How is a foures workshop bag or wallet made?


Cutting is a very important job in a leather workshop.

Each piece that makes up a bag or wallet is cut with a cookie cutter, using an arm press or a bridge press.


Preparation involves 3 steps:

  • The siglage which consists of printing the logo by hot stamping.
    Each signed piece is placed in a template, in order to print precisely at the desired location.

  • Splitting, which consists of refining a piece of leather.
    Our leather is between 1.4 and 1.6 mm thick. The leather parts of some items need to be refined. For example, all the leather parts of a wallet are split between 0.6 and 1 mm, otherwise the wallet would be much too thick.

  • Trimming, which consists of refining only the edges of a piece.

  • The rim consists of applying a layer of glue to the place of trimming, then folding the leather back on itself. Trimming upstream limits the thickness of the rim and allows the leather to fold up well.
    This produces a clean and very resistant slice of leather.


First of all, the pieces requiring an edge are reedged, as explained previously, in order to have beautiful edges of leather. Then we assemble all the pieces together (leather, linings, reinforcements, etc.), with glue or double-sided.

We have two assembly tables, with specific know-how: the "bag table" and the "small leather goods table".

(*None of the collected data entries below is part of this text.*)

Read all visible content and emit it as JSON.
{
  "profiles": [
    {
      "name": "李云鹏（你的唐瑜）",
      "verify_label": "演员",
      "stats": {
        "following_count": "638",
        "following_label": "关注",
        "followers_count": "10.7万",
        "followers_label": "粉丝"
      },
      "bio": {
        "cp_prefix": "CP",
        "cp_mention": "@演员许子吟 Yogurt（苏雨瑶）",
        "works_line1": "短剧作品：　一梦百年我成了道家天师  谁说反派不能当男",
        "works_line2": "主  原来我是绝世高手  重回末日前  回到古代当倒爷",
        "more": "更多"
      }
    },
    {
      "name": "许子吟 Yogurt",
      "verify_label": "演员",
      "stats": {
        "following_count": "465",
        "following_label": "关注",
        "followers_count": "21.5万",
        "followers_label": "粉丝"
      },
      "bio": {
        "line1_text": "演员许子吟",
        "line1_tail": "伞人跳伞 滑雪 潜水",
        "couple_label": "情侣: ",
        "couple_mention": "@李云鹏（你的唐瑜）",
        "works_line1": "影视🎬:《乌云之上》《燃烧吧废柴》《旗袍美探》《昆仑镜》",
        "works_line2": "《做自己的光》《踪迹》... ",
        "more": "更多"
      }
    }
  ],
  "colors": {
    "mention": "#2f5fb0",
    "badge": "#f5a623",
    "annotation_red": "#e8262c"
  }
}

At the bag table, there are few fitters, because there are few parts to assemble. In small leather goods, it's the opposite, because there are a lot of small parts that make up a wallet: inner tray, outer tray, linings, credit card slot, flaps, coin pocket, coin bellows, bill pocket, zips, pressure …

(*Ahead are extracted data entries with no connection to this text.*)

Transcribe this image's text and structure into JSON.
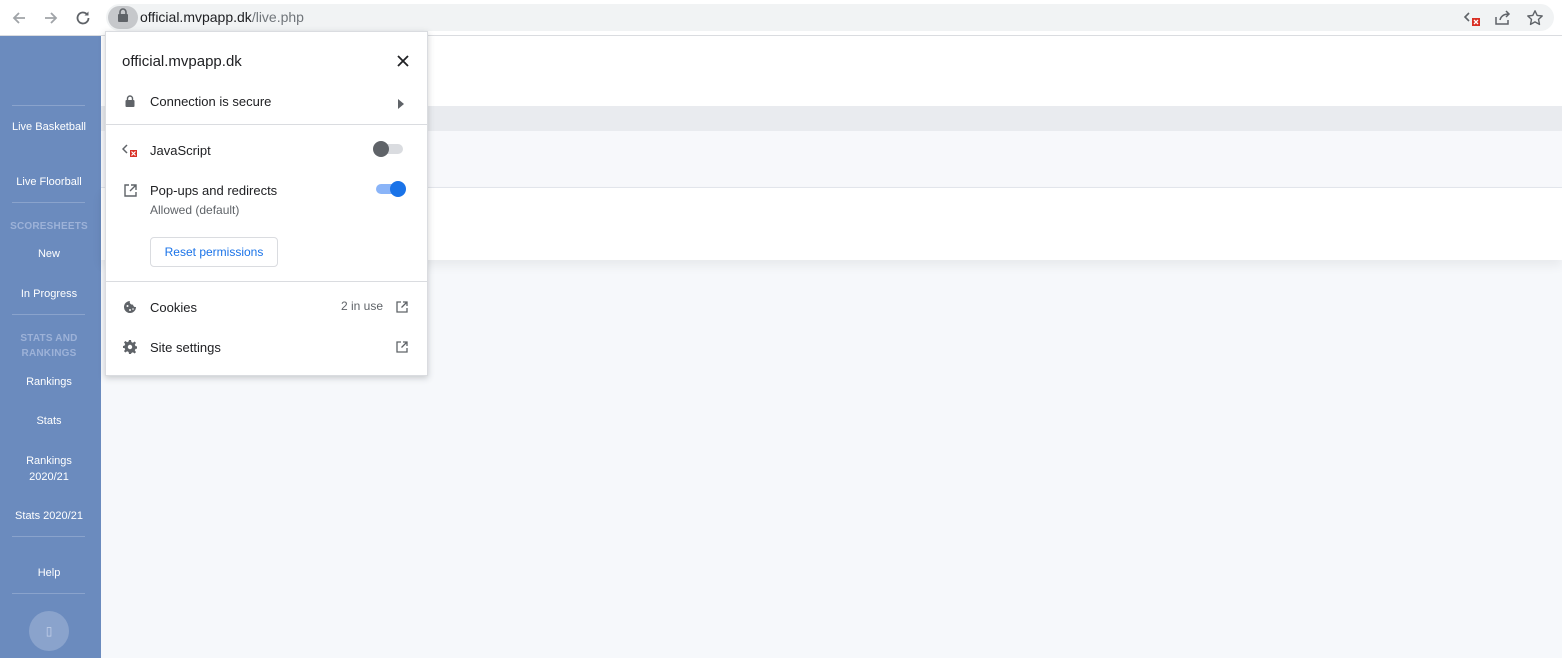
{
  "browser": {
    "url_domain": "official.mvpapp.dk",
    "url_path": "/live.php",
    "icons": [
      "back-arrow-icon",
      "forward-arrow-icon",
      "reload-icon",
      "lock-icon",
      "javascript-blocked-icon",
      "share-icon",
      "bookmark-star-icon"
    ]
  },
  "sidebar": {
    "items": [
      {
        "label": "Live Basketball"
      },
      {
        "label": "Live Floorball"
      }
    ],
    "section_scoresheets": "SCORESHEETS",
    "scoresheets": [
      {
        "label": "New"
      },
      {
        "label": "In Progress"
      }
    ],
    "section_stats": "STATS AND RANKINGS",
    "stats": [
      {
        "label": "Rankings"
      },
      {
        "label": "Stats"
      },
      {
        "label": "Rankings 2020/21"
      },
      {
        "label": "Stats 2020/21"
      }
    ],
    "help_label": "Help",
    "avatar_glyph": "▯"
  },
  "site_info": {
    "domain": "official.mvpapp.dk",
    "connection_label": "Connection is secure",
    "javascript_label": "JavaScript",
    "javascript_enabled": false,
    "popups_label": "Pop-ups and redirects",
    "popups_sub": "Allowed (default)",
    "popups_enabled": true,
    "reset_label": "Reset permissions",
    "cookies_label": "Cookies",
    "cookies_count": "2 in use",
    "site_settings_label": "Site settings"
  },
  "colors": {
    "sidebar_bg": "#6b8bbe",
    "accent_blue": "#1a73e8"
  }
}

Once the products have been assembled, they are stitched in series on a sewing machine.

Several assembly and spade steps are often necessary and alternate to manufacture a product. Many round trips then take place between the assembly and the pike.

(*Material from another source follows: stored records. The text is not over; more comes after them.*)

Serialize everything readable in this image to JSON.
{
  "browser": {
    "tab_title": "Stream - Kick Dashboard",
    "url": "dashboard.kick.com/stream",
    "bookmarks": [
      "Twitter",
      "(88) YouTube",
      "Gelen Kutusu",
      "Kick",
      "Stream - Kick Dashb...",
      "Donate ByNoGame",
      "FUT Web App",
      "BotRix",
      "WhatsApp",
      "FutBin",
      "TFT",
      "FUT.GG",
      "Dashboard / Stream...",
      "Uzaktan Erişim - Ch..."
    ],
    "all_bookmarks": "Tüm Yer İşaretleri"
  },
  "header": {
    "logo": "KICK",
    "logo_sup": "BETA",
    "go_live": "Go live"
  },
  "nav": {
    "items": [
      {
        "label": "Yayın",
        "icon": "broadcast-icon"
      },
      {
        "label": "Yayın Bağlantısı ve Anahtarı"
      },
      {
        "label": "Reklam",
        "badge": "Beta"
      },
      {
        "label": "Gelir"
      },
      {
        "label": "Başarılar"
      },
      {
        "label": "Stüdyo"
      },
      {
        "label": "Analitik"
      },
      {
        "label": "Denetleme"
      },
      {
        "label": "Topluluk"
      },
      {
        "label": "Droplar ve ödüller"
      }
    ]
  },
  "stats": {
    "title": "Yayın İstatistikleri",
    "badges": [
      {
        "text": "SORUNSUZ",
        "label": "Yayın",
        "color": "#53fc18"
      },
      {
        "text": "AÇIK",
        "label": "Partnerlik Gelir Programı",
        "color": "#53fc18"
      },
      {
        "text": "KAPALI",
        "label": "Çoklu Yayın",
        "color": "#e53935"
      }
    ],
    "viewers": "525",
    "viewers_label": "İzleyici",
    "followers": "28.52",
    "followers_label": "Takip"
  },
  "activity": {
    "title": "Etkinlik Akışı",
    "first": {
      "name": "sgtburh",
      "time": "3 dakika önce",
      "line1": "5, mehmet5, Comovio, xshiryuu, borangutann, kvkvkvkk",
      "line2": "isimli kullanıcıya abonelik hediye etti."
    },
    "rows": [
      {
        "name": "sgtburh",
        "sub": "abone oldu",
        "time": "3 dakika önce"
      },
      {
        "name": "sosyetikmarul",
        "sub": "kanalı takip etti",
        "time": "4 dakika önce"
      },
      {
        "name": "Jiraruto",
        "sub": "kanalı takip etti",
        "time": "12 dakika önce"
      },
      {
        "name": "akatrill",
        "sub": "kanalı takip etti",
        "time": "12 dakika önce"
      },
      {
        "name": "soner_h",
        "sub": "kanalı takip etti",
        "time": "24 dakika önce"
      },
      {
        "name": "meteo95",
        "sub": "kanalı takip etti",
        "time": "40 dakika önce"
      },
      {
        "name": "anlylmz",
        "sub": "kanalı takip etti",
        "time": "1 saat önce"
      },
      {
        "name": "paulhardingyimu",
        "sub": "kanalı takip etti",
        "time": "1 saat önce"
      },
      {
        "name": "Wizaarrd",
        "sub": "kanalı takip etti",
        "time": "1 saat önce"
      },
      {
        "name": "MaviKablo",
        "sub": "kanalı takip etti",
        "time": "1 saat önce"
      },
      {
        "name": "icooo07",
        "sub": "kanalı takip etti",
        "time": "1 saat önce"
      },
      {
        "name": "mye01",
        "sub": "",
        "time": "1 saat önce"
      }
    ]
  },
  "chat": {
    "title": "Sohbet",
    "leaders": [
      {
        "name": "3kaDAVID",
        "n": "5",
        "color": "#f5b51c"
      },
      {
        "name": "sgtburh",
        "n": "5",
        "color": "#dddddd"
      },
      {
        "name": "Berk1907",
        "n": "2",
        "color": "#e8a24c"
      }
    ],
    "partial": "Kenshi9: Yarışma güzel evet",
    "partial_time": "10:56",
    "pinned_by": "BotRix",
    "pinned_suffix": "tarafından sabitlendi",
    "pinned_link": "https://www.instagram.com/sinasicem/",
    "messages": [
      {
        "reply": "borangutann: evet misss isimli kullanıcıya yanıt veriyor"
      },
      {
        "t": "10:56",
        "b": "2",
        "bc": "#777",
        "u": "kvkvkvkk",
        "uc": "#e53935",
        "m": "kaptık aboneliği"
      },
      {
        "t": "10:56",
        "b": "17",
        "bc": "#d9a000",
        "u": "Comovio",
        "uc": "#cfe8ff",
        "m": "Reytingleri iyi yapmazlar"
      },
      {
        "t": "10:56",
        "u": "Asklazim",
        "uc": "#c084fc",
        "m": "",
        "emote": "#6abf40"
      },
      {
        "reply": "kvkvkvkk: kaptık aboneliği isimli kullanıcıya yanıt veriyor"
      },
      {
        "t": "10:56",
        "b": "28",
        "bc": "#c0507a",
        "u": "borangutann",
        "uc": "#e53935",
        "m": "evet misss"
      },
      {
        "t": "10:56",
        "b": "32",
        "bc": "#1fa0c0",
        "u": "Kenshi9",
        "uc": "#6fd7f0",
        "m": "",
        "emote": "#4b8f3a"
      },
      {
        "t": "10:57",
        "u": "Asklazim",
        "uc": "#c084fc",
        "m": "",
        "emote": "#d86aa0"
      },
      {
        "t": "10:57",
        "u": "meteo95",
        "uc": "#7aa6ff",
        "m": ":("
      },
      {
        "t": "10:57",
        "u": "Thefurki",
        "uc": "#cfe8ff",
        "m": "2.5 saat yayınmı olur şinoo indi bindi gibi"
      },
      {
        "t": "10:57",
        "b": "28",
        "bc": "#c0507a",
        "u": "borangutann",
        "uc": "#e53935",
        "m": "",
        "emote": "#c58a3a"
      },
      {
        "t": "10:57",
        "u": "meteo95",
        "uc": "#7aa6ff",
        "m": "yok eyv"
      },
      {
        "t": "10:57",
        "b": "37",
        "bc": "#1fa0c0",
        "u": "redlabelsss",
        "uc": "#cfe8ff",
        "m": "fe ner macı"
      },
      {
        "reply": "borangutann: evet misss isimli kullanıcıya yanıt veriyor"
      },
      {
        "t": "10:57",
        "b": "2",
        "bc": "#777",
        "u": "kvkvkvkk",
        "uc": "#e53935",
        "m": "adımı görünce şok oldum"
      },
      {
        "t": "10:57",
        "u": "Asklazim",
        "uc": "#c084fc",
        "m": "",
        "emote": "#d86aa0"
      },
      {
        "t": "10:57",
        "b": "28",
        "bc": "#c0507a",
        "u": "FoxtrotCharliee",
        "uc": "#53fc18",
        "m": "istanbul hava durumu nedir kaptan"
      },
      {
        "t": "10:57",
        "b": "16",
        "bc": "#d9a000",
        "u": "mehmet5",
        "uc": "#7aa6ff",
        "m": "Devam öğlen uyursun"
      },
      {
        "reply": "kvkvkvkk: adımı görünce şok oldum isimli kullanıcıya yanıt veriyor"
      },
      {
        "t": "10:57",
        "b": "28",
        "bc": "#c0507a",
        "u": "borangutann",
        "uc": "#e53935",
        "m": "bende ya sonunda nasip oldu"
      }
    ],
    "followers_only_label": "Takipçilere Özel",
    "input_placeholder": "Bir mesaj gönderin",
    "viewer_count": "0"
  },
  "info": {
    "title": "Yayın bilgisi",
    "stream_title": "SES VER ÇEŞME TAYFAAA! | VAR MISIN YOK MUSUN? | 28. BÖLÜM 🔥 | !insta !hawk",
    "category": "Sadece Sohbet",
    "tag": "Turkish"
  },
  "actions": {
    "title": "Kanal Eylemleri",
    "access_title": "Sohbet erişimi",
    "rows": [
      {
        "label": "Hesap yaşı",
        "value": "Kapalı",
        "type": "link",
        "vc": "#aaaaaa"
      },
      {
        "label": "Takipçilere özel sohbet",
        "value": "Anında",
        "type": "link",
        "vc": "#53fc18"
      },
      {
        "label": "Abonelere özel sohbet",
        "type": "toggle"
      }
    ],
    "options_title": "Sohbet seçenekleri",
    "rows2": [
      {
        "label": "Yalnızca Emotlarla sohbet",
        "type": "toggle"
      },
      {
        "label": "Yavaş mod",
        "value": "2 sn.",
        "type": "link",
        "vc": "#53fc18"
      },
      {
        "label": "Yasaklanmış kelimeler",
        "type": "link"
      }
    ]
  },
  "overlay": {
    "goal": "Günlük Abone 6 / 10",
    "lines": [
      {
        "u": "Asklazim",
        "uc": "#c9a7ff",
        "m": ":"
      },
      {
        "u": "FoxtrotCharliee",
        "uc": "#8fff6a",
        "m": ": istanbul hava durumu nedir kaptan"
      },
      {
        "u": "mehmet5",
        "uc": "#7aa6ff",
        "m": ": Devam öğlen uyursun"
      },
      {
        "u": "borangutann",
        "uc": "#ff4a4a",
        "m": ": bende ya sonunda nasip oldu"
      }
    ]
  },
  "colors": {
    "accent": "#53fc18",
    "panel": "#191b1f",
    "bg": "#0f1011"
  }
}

Here, the ratio between the number of bag pickers and small leather goods pickers is reversed. Indeed, the distances to be stitched on bags are much greater than on small leather goods.


That's it, your leather bag and leather wallet look like the final product. Well almost ! Here, we pay attention to detail and our finishing teams will take care of:

  • Edge the bags: this involves sewing a braid around the stitched edges in order to hide the thicknesses of leather, reinforcements and fabrics, for an impeccable finish.

  • Turning Bags: Most bags are mounted and stitched inside out, then turned over after being tucked in.

  • Burn the threads: after the spade, many threads protrude from the products. We cut them using a wire burner fitted with a hot tip.

  • Place the shoulder straps.

  • Pamper the leather: using shearling, we polish the leather to make it shine and remove any scratches made during the various manufacturing stages. As it is a leather not covered with pigments, under the effect of heat and friction, the scratches disappear completely.

  • Place labels, box and package products.

It is during all these finishing stages that we carry out a final rigorous quality control for guaranteed satisfaction...

Finally, your product is ready and just waiting for one thing: to meet you!